1. Does the returned number of parameters match your expectations? Write down your own calculation!


### Answers

1. 

In [None]:
## Now use the example from: https://scikit-learn.org/stable/auto_examples/neural_networks/plot_mnist_filters.html
## to plot ALL weight matrices of the first layer of the MLP trained above
## using subplots with 20 columns.


Now it's time to test your TensorFlow installation by importing the package. The following code cell should execute without errors:

In [None]:
import tensorflow as tf

Now let's check which computing devices TensorFlow has found on this machine. If you don't have the GPU setup on your computer, the list should just contain one CPU: `/device:CPU:0` 

In [None]:
from tensorflow.python.client import device_lib
print(device_lib.list_local_devices())

The cell below creates a similar MLP as above using tf.keras, see also this [tutorial network](https://github.com/keras-team/keras/blob/fcc0bfa354c5a47625d681d0297a66ef9ff43a9e/examples/mnist_mlp.py) which also uses the MNIST dataset.

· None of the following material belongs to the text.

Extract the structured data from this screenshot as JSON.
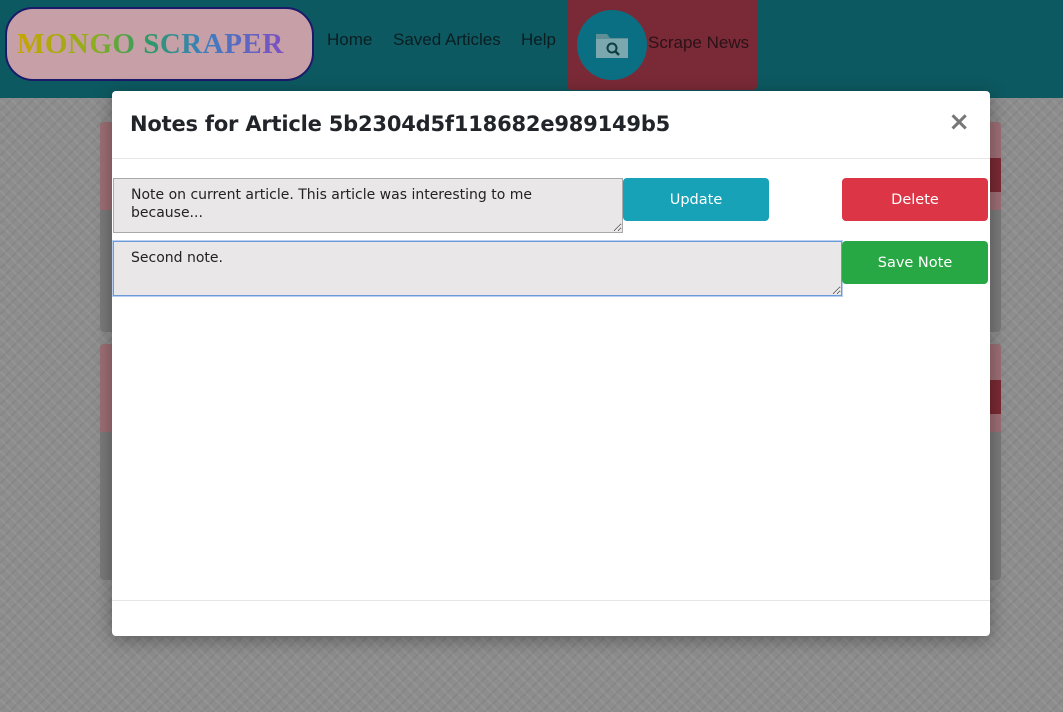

Keras has a nice method `model.summary()` that prints a tabular overview of your network architecture, together with the input/output dimensions and number of parameters for each layer.

In [None]:
from tensorflow import keras

print(tf.__version__)
print(keras.__version__)

from tensorflow.keras.models import Sequential
from tensorflow.keras.layers import Dense, Dropout
from tensorflow.keras.optimizers import RMSprop

batch_size = 100
num_classes = 10
epochs = 100

print(X_train.shape[0], 'train samples')
print(X_test.shape[0], 'test samples')

## convert class vectors to binary class matrices
y_train_c = keras.utils.to_categorical(y_train, num_classes)
y_test_c = keras.utils.to_categorical(y_test, num_classes)

model = Sequential()
model.add(Dense(100, activation='relu', input_shape=(784,)))
model.add(Dense( 50, activation='relu'))
model.add(Dense(num_classes, activation='softmax'))

model.summary()

model.compile(loss='categorical_crossentropy',
              optimizer='adam',
              metrics=['accuracy'])

history = model.fit(X_train, y_train_c,
                    batch_size=batch_size,
                    epochs=epochs,
                    verbose=1,
                    validation_data=(X_test, y_test_c))

In [None]:
score = model.evaluate(X_test, y_test_c, verbose=0)
print('Test loss:', score[0])
print('Test accuracy:', score[1])

You should see the training going through the epochs and in the end the trained network is evaluated on the test set. 
It shoud reache at least a classification accurary of 97%.

### Exercise

Now try to tune the hyper-parameters of the MLP to achieve more than 98% accuracy.\
List the parameters you changed to achieve this score.